Release Date: June 10, 2014
Publisher: Penguin | Viking
Pages: 288 pages
Source & Format: Publisher; Hardcover
Amazon | Goodreads
Summary (from Goodreads)
Sarah Reese, the teenage daughter of a powerful Washington, D.C. judge, is dead, her body discovered in a slum in the shadow of the Capitol. Though the police promptly arrest three local black kids, newspaper reporter Sully Carter suspects there’s more to the case. Reese’s slaying might be related to a string of cold cases the police barely investigated, among them the recent disappearance of a gorgeous university student.
A journalist brought home from war-torn Bosnia and hobbled by loss, rage, and alcohol, Sully encounters a city rife with its own brand of treachery and intrigue. Weaving through D.C.’s broad avenues and shady backstreets on his Ducati 916 motorcycle, Sully comes to know not just the city’s pristine monuments of power but the blighted neighborhoods beyond the reach of the Metro. With the city clamoring for a conviction, Sully pursues the truth about the murders—all against pressure from government officials, police brass, suspicious locals, and even his own bosses at the paper.
A wry, street-smart hero with a serious authority problem, Sully delves into a deeply layered mystery, revealing vivid portraits of the nation’s capital from the highest corridors of power to D.C.’s seedy underbelly, where violence and corruption reign supreme—and where Sully must confront the back-breaking line between what you think and what you know, and what you know and what you can print. Inspired by the real-life 1990s Princeton Place murders and set in the last glory days of the American newspaper, The Ways of the Dead is a wickedly entertaining story of race, crime, the law, and the power of the media. Neely Tucker delivers a flawless rendering of a fast-paced, scoop-driven newsroom—investigative journalism at its grittiest.
Thoughts on The Ways of the Dead
I don't tend to gravitate towards murder mysteries, but I'm always game for trying new and unfamiliar things. As you can probably tell from my blog, my reading taste is all over the place. I have favorite genres, of course, but I love reading a wide variety of books. When I was contacted about reading and reviewing The Ways of the Dead, I knew I couldn't pass it up.
The cover immediately caught my eye - the shadowy darkness with only the dumpster illuminated gave off such a suspicious and sinister vibe. I was curious about the story before I'd even read the summary! The description intrigued me because it's not a police procedural, which was what I expected. This book tells the story from a different angle entirely: the investigative reporter covering the case. Neely Tucker, the author, is a veteran journalist and based this story on the real-life 1990s Princeton Place murders. I love fiction inspired by real life, even though I wasn't familiar with those murders before reading this book.
The Ways of the Dead introduces readers to journalist Sully Carter. When the daughter of a powerful Washington D.C. judge is found dead, Sully is one of the first reporters to cover the case. The deceased is a young white girl who was murdered in an "unsafe" area, and the primary suspects are three black teenagers. Sully's sources indicate there is more to the story and everything isn't quite so cut-and-dry.

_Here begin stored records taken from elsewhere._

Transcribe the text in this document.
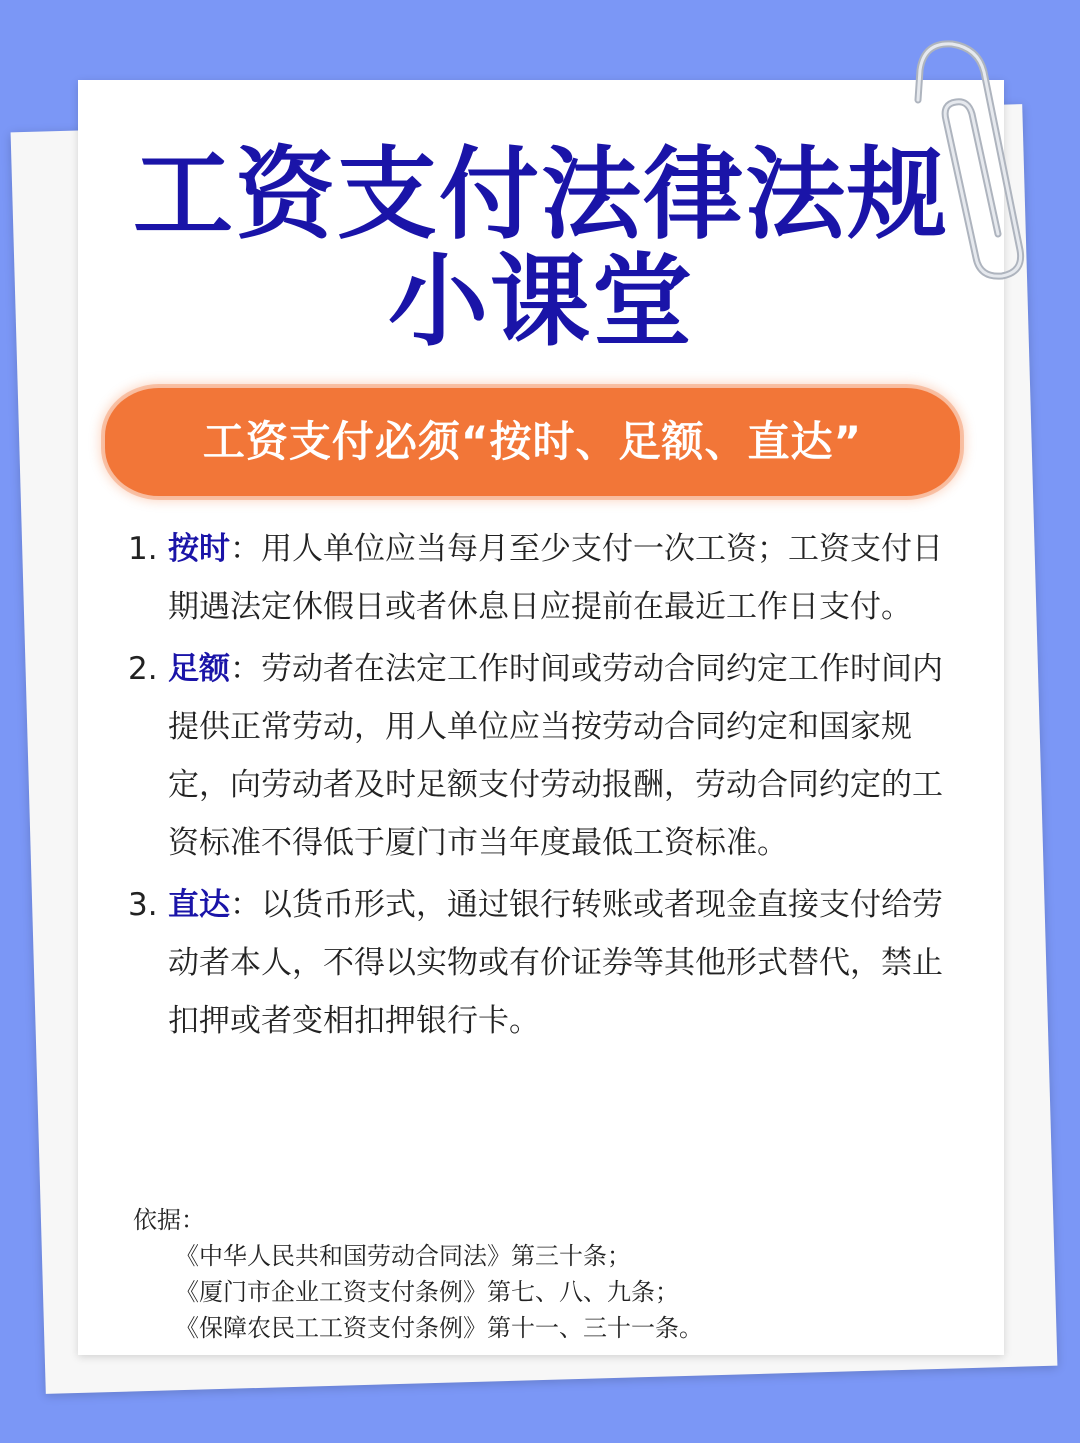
工资支付法律法规
小课堂
工资支付必须“按时、足额、直达”
1. 按时：用人单位应当每月至少支付一次工资；工资支付日期遇法定休假日或者休息日应提前在最近工作日支付。
2. 足额：劳动者在法定工作时间或劳动合同约定工作时间内提供正常劳动，用人单位应当按劳动合同约定和国家规定，向劳动者及时足额支付劳动报酬，劳动合同约定的工资标准不得低于厦门市当年度最低工资标准。
3. 直达：以货币形式，通过银行转账或者现金直接支付给劳动者本人，不得以实物或有价证券等其他形式替代，禁止扣押或者变相扣押银行卡。
依据：
《中华人民共和国劳动合同法》第三十条；
《厦门市企业工资支付条例》第七、八、九条；
《保障农民工工资支付条例》第十一、三十一条。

However, the intersection of truth and perception is a tricky thing to navigate, particularly for a newspaper.
Sully realizes there have been a string of deaths in this area over the last few months: all women of color, from the wrong side of town and suspected of doing drugs and selling their bodies to pay for their habit. Sully thinks the deaths are related, but he'll pursue this story against pressure from almost everyone around him. Locals won't talk for fear of being seen as a snitch. Police don't want to cause a panic. And Sully's bosses won't put the paper on the line for an unproven theory.
I won't reveal anything about the case, but I will say that I really enjoyed it. The characters were well-developed - believable and complex. There are shades of gray in these characters and in this case, which I really enjoyed. In the search for sources, Sully must question the credibility of each and decide for himself who to trust and what to pursue.

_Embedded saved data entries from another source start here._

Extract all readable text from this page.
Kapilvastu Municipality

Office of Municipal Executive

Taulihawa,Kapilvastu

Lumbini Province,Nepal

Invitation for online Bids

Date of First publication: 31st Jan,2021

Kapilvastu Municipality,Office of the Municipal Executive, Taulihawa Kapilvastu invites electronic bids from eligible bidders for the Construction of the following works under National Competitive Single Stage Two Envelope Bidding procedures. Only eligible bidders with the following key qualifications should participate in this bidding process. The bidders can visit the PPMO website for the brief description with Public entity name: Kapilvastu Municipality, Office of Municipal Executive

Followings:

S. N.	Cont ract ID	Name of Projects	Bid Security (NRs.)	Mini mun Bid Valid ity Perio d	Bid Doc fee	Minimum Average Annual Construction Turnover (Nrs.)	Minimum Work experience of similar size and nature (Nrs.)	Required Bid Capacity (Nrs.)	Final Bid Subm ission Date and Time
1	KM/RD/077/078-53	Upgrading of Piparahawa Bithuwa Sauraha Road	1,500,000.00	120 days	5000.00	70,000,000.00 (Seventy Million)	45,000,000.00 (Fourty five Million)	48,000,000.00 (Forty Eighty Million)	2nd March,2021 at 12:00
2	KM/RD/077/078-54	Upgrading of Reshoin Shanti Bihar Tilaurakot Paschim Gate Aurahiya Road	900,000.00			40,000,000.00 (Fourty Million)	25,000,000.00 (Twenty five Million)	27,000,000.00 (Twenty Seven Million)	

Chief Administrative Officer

Additionally, I found the racial tension to be heartbreaking but particularly timely considering a few recent high-profile cases. The juxtaposition of people in power with the poor on the fringes of the city added a fascinating layer to this story. I was too young in the 1990s to really be aware of the political climate, but I thought Tucker did a great job at portraying D.C. during this time period. I appreciated the fact that the setting didn't overshadow the case but certainly played a role in it.
Despite a slow beginning, the story ultimately won me over and kept me intrigued. The focus on the media and race is what made it stand out the most for me, particularly after I read this Washington City Paper article from 1998 about the Princeton Place murders. The article gave me even more insight into Tucker's inspiration and made me really appreciate the way he told this story. If you like mysteries or thrillers that will also make you think, I'd certainly recommend The Ways of the Dead.
"But his job, and his problem, was that he had to get ahead of her and the detectives and the federal agents swarming over this, putting their stamp of What Happened Here on it all."
*I received a copy of this book from Penguin in exchange for an honest review. I was not compensated in any way for my review.